Toiletten in Japan

In diesem Blog möchte ich euch über japanische Toiletten erzählen, weil sie ein bisschen anders sind als bei uns, und einige zusätzliche Funktionen haben. – und eben keine stillen Örtchen sind.

Also… auf dem Bild seht ihr schon, dass neben der Toilette ein „Board“ ist, auf dem es verschiedene Tasten gibt. Die Beschriftung ist natürlich großteils auf japanisch, aber es sind zum Teil auch Zeichen abgebildet – UND überall ist auch die Brailleschrift vorhanden, ich glaube aber, das ist natürlich die japanische Brailleschrift.

Welche Funktionen gibt es?

Den Japanern ist es offensichtlich sehr unangenehm, wenn irgendwelche Geräusche auf der Toilette nach draußen gelangen. Daher ist eine Taste dafür da, dass verschiedene Töne das Überdecken, die Lautstärke kann man auch einstellen. Das kann z.B. Musik sein, oder Wasserrauschen oder das Geräusch einer Klospülung. Wenn du das hörst, heißt das also nicht automatisch, dass gleich die Tür aufgeht und du dran bist.

Und dann gibt es einige Tasten, um deinen Po oder vordere Bereiche abzuspülen und dafür den Druck einzustellen. Die WC-Spülung ist zum Teil auch auf diesem Board, wobei du zwischen einer kleinen und großen Spülung wählen kannst.
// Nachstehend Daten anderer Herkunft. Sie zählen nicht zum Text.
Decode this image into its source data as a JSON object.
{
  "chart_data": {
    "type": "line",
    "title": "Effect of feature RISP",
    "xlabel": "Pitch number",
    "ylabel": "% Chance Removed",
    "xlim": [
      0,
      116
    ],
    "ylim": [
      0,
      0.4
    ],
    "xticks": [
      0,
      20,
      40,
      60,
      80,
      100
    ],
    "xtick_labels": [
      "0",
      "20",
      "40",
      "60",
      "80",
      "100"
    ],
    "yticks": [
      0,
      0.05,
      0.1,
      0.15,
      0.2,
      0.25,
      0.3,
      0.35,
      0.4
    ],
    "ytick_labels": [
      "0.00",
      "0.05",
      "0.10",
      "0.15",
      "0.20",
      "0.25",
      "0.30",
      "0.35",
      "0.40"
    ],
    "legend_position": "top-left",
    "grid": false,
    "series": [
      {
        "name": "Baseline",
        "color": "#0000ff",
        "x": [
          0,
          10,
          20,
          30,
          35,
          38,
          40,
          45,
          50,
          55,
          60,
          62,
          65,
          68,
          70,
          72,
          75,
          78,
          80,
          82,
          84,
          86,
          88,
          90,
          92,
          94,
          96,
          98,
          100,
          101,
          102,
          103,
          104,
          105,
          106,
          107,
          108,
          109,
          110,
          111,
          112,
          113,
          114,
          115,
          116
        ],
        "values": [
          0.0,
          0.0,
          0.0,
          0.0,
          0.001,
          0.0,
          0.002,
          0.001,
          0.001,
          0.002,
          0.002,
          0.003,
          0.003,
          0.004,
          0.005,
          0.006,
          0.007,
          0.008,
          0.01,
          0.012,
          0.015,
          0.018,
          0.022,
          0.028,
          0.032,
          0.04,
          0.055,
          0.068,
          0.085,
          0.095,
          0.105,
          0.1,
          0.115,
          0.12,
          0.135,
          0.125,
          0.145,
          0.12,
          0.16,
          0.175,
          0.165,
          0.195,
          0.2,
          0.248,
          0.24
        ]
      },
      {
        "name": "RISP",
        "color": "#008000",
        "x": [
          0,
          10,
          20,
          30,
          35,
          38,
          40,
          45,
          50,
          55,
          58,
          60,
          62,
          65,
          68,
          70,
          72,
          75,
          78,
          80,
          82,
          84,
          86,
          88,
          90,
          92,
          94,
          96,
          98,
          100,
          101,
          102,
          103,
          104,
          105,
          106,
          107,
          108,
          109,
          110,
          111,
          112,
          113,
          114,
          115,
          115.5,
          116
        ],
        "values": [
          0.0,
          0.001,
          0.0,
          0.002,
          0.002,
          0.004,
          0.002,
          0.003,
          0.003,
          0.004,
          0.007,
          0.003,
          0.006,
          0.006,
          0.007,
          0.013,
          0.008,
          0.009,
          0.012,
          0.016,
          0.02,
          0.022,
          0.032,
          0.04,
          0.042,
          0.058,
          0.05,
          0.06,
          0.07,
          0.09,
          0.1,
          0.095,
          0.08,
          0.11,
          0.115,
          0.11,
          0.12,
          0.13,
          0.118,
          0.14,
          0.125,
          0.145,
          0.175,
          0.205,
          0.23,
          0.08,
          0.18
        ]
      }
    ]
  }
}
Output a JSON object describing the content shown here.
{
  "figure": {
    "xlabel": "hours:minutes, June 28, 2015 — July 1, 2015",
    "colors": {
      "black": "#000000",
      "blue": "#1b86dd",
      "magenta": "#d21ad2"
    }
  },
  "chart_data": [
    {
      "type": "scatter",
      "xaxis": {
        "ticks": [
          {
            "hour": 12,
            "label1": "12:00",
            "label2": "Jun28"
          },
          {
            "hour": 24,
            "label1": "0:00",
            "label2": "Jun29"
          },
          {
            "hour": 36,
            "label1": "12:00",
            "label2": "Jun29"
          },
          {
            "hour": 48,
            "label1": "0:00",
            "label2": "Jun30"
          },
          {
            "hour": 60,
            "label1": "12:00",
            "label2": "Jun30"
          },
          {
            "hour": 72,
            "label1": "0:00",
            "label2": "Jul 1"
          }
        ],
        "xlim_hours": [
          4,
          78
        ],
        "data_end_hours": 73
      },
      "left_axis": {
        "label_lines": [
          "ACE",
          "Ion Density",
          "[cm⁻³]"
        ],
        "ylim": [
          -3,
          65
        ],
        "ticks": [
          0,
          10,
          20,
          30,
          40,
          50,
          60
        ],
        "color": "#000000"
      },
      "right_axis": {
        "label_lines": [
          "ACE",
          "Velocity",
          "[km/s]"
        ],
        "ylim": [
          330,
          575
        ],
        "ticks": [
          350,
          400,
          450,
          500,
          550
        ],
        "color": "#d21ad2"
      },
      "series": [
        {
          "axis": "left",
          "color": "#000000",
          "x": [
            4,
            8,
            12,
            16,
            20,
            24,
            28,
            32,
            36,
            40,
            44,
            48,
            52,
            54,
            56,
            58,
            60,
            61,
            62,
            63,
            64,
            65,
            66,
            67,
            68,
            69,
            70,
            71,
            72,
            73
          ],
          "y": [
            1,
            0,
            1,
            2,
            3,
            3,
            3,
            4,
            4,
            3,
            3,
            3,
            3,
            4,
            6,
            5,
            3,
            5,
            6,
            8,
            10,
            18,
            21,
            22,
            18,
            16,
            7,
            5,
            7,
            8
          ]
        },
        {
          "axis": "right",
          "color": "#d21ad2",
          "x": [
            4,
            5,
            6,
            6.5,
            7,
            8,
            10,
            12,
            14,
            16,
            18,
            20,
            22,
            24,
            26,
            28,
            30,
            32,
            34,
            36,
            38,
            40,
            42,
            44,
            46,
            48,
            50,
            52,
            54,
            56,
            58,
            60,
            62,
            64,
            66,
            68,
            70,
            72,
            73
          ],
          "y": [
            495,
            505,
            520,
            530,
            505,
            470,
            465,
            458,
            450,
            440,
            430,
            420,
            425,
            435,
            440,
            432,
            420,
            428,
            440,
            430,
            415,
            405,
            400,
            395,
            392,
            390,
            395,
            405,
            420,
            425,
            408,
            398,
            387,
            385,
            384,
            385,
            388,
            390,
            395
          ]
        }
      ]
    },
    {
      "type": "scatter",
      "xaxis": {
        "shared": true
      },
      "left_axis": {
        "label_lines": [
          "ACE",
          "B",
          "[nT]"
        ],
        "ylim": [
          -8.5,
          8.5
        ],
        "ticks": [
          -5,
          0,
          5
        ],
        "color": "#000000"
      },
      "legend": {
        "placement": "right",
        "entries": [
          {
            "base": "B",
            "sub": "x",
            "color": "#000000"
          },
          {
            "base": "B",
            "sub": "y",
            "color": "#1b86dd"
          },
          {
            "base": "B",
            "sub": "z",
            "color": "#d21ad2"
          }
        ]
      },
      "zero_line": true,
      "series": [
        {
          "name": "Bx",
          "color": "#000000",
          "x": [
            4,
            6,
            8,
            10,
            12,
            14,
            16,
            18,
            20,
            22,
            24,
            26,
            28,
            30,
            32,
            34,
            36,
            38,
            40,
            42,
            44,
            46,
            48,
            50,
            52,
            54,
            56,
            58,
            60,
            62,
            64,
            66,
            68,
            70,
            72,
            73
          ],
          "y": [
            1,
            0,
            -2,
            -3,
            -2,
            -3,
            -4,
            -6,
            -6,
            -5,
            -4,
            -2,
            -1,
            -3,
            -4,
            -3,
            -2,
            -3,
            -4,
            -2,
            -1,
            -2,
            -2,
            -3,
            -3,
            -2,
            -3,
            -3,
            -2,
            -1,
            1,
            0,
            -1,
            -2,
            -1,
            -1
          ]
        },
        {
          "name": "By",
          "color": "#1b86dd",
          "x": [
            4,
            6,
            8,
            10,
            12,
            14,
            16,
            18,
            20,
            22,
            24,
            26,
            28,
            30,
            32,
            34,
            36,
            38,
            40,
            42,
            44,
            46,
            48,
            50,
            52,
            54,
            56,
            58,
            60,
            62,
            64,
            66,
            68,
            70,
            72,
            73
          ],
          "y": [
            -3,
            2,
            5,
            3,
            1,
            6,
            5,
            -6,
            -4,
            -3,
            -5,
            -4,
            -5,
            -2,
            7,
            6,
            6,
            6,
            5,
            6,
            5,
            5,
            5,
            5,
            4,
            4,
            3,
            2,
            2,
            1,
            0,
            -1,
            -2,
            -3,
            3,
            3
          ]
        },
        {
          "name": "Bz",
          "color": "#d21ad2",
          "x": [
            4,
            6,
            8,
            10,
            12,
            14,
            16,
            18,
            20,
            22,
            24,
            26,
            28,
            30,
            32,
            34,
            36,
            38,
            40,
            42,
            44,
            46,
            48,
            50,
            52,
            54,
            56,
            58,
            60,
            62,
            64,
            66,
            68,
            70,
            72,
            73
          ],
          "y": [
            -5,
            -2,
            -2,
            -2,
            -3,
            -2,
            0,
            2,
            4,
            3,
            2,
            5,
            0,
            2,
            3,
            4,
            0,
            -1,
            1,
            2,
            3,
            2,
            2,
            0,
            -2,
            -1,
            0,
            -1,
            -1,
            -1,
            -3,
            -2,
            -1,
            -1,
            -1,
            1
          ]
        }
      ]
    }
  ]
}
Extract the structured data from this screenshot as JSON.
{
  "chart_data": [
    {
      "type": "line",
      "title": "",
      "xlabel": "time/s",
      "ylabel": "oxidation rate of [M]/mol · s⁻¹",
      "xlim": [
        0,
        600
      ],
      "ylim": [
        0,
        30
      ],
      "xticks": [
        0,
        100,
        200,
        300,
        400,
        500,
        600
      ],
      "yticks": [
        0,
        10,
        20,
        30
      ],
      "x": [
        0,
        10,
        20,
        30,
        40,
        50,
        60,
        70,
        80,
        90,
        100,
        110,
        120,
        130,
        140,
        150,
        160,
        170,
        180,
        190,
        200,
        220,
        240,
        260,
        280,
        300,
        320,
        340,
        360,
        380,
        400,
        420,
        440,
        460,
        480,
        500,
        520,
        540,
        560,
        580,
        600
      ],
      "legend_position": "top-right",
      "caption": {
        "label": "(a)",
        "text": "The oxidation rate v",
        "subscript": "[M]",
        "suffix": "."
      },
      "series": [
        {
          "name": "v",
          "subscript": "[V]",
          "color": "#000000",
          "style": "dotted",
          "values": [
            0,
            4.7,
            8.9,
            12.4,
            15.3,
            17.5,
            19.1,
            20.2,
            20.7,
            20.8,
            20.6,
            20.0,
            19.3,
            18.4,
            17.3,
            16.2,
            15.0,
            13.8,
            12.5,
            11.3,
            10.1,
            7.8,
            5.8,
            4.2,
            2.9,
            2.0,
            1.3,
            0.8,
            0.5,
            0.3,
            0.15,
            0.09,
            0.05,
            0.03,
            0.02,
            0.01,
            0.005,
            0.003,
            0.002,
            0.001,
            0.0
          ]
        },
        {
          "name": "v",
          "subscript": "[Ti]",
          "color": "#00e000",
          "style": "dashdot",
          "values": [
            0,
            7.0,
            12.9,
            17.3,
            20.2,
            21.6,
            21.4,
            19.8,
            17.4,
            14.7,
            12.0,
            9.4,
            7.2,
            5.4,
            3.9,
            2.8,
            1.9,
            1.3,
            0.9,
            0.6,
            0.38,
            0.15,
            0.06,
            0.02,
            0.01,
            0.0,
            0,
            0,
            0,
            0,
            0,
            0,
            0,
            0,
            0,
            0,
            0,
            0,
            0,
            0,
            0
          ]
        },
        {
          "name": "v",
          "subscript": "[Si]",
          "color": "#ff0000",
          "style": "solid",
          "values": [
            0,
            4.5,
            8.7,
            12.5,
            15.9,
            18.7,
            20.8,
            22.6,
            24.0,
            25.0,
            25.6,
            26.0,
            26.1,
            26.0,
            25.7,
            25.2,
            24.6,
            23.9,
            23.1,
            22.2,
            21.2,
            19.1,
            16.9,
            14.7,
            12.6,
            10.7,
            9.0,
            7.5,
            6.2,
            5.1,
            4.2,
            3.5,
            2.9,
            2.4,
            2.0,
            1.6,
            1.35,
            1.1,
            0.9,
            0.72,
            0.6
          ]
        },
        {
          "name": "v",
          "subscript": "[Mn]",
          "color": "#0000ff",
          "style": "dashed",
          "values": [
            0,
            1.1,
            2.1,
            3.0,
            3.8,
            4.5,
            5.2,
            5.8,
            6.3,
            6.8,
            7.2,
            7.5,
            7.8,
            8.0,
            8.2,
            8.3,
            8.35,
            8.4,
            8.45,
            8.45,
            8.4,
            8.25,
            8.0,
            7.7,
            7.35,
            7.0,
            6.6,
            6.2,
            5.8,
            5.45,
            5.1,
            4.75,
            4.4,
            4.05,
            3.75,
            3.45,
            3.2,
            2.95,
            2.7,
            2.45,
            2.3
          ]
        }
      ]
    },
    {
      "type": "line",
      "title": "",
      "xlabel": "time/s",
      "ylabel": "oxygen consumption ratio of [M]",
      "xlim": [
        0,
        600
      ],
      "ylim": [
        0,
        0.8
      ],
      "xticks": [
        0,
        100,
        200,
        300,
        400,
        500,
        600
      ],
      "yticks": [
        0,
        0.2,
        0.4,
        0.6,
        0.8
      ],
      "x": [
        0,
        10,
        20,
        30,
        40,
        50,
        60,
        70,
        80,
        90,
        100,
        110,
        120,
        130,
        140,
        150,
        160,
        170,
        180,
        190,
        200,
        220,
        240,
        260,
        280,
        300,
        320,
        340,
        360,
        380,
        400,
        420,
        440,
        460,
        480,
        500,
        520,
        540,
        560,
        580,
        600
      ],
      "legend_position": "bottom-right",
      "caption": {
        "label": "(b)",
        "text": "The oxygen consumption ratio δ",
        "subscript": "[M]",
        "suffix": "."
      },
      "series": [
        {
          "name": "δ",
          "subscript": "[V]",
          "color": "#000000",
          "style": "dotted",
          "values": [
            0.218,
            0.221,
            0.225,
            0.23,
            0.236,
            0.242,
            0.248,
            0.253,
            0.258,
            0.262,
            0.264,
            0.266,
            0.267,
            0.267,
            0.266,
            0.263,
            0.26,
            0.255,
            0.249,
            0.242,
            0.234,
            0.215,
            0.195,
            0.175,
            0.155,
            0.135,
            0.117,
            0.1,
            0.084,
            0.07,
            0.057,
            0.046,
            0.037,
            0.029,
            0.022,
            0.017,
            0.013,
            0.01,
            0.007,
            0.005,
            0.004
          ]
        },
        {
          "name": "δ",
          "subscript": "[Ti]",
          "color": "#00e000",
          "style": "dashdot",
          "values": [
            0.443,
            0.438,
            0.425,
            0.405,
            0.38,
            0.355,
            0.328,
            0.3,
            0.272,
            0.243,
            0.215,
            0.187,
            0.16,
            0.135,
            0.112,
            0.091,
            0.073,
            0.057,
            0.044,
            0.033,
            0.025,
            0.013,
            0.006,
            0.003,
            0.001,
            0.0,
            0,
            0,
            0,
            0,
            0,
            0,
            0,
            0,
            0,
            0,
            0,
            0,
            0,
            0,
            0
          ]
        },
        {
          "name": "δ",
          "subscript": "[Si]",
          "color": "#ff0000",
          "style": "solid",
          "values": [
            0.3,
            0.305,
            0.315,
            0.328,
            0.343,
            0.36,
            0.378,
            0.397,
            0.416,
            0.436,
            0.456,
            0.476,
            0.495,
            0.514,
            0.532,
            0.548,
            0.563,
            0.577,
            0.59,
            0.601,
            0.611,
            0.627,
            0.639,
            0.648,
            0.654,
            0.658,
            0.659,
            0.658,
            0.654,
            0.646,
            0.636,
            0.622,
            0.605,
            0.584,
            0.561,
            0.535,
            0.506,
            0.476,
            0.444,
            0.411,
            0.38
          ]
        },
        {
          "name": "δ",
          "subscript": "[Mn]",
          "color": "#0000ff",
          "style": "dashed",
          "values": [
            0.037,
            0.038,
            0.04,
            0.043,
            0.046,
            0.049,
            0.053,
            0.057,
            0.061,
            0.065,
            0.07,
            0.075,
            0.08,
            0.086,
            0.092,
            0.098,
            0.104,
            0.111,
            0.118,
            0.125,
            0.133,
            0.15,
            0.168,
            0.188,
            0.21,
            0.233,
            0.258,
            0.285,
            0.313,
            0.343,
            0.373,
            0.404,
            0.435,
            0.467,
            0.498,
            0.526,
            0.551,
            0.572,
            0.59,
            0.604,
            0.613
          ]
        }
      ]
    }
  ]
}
Das ist aber nicht immer so. Manchmal ist die Spültaste auch extra an der Wand, oder an einer anderen Stelle am WC angebracht. Es gibt aber auch Hebel an der Seite des Spülkastens, den man nach vorne, hinten oder unten drücken muss. Manchmal wird auch automatisch gespült. Es war jedenfalls oft eine Herausforderung und nervig, diese Taste zu finden, vor allem - wenn man so wie ich - schlecht sieht.

Eine weitere Taste ist wahrscheinlich auch für die Sitzheizung am WC. Viele Toiletten hatten so eine Sitzheizung, was für mich sehr ungewohnt aber meistens angenehm war. Nur in einem Hotel war diese Heizung so heiß eingestellt, dass wir an der Rezeption bitten mussten sie abzudrehen. Das war zwar ein bisschen peinlich, aber wir wussten einfach nicht, wie wir sie abstellen konnten, weil alles nur auf japanisch beschriftet war. Auch mit dem Übersetzungsprogramm konnten wir keinen „Abschaltknopf“ finden. Dafür den Hinweis, dass man nicht so lange sitzen bleiben soll, weil man sich sonst verbrennen kann.

Bei manchen Toiletten geht außerdem der Klodeckel automatisch auf und zu, das heißt, man muss warten, bis der Deckel offen ist.

Bei manchen Toiletten gibt es eine Gebrauchsanleitung, die zeigt, wie man die Toilette richtig verwendet.

Das Klopapier in Japan ist generell extrem dünn und einlagig. Man kann fast durchsehen. Man braucht gefühlt einen Meter Klopapier und muss es oft zusammenlegen, damit man es gut verwenden kann. Daran musste ich mich erst gewöhnen.

Dafür gab es so gut wie überall immer ausreichend davon. Nach drei Wochen in Japan habe ich mich aber schon sehr über das dicke Klopapier gefreut.

Papierhandtücher hingegen gibt es in Japan in öffentlichen Toiletten meistens keine. Wir haben uns gleich zu Beginn unserer Reise deswegen kleine Handtücher gekauft und sie täglich verwendet.

Dann gibt es manchmal noch die alten „traditionellen japanischen“ Toiletten. Dabei handelt es sich um eine „Loch-im-Boden“-Variante, bei der man sich hinhocken muss. Das ist natürlich nicht so angenehm.

Das beste an japanischen Toiletten ist, dass es überall, wo wir waren, welche gibt und sie immer extrem sauber waren, sogar an Bahnhöfen oder abgelegenen Orten. Das finde ich echt beeindruckend und würde mir wünschen, dass die Menschen bei uns auch so sauber sind und die WCs so ordentlich hinterlassen!

Ich hoffe, der Beitrag gefällt euch!